Developing New MRI Connectome Biomarkers of Disease Outcome for Amyotrophic Lateral Sclerosis (ALS)

2016  -  Utrecht, Netherlands

Organizations

University Medical Center Utrecht

Project description

Amyotrophic lateral sclerosis (ALS) is a rapidly progressive neurodegenerative disease with a median survival of 3 to 5 years after symptom onset. A considerable proportion (30%) of patients live shorter (<2 years) while others (10%) live for 10 or more years with the disease. Also in terms of symptom development and disease course there is large and unexplained variability among patients. Finding the biological underpinnings of this variation is of the utmost importance for individual patients, as it will help to predict their disease course and expected survival. Using advanced MRI techniques subtle differences in cortical thickness and brain connectivity have been observed in the brains of ALS patients as compared with healthy control subjects. In parallel, post-mortem investigations have shown patterns of misfolded proteins to be present in the ALS brain. Here, we set out to develop sensitive and objective measures of disease stage (biomarkers) based on the ‘connectome’, the brain’s anatomical network as reconstructed from MRI scans. Combining connectome data with patterns of misfolded proteins in state-of-the art prediction models, we aim to predict disease course and survival for the individual patient.

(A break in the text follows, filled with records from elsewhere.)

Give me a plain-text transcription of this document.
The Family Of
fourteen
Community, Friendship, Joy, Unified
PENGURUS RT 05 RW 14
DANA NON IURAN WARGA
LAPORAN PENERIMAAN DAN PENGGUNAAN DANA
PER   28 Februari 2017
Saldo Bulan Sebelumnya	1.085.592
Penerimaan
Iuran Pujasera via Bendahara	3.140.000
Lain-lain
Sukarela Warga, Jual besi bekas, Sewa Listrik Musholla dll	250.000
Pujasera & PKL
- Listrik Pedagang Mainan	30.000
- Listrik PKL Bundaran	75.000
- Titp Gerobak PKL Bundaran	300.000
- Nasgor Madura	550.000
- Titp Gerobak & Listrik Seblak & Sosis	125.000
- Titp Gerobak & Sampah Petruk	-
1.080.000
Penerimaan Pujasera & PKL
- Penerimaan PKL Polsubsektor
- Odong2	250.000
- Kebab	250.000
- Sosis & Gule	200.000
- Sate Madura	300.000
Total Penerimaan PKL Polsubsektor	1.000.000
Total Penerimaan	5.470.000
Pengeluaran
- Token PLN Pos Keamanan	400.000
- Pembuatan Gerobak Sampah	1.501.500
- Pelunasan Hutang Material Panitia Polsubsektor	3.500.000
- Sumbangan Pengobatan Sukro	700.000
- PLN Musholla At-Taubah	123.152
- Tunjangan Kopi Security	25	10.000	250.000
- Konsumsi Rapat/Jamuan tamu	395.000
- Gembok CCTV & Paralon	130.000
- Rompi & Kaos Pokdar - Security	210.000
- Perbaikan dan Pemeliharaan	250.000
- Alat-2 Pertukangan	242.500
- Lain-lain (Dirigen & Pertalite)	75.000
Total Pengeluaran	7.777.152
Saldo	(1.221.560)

Relevance to the acceleration of therapeutics for neurodegenerative diseases of aging

Biomarkers are needed as sensitive outcome measures in future clinical trials capturing weak, yet potentially important therapeutic effects that would otherwise remain undetected. The current standard to measure a patient’s disability, the ALS functional rating scale (ALSFRS-R), is a relatively coarse scale based on a questionnaire, and performs poorly as a marker for brain involvement. Accurate biomarkers are therefore highly sought after. Furthermore, biomarkers that predict disease stage and course of the disease for the individual are instrumental in the selection and inclusion of comparable groups of patients in clinical trials to test the efficacy of new potential treatments. More homogeneous patient group enhance a trial’s sensitivity such that even subtle treatment responses can be detected.

Anticipated outcome

Investigating patterns of disease spread on the basis of MRI scans, we aim to extract predictive features which we expect to be within one’s anatomical brain network of neural connections, i.e. one’s connectome. With the subject-specific connectome the main goal is to go from group-level patient/control descriptives to personalized patient characterization. Applying simulation models to high-resolution MR images, we will test different mechanisms of disease spread across the brain. From these models of spread we will develop and assess potential new imaging biomarkers in our ALS cohort acquired for staging and prognostication of individual patients.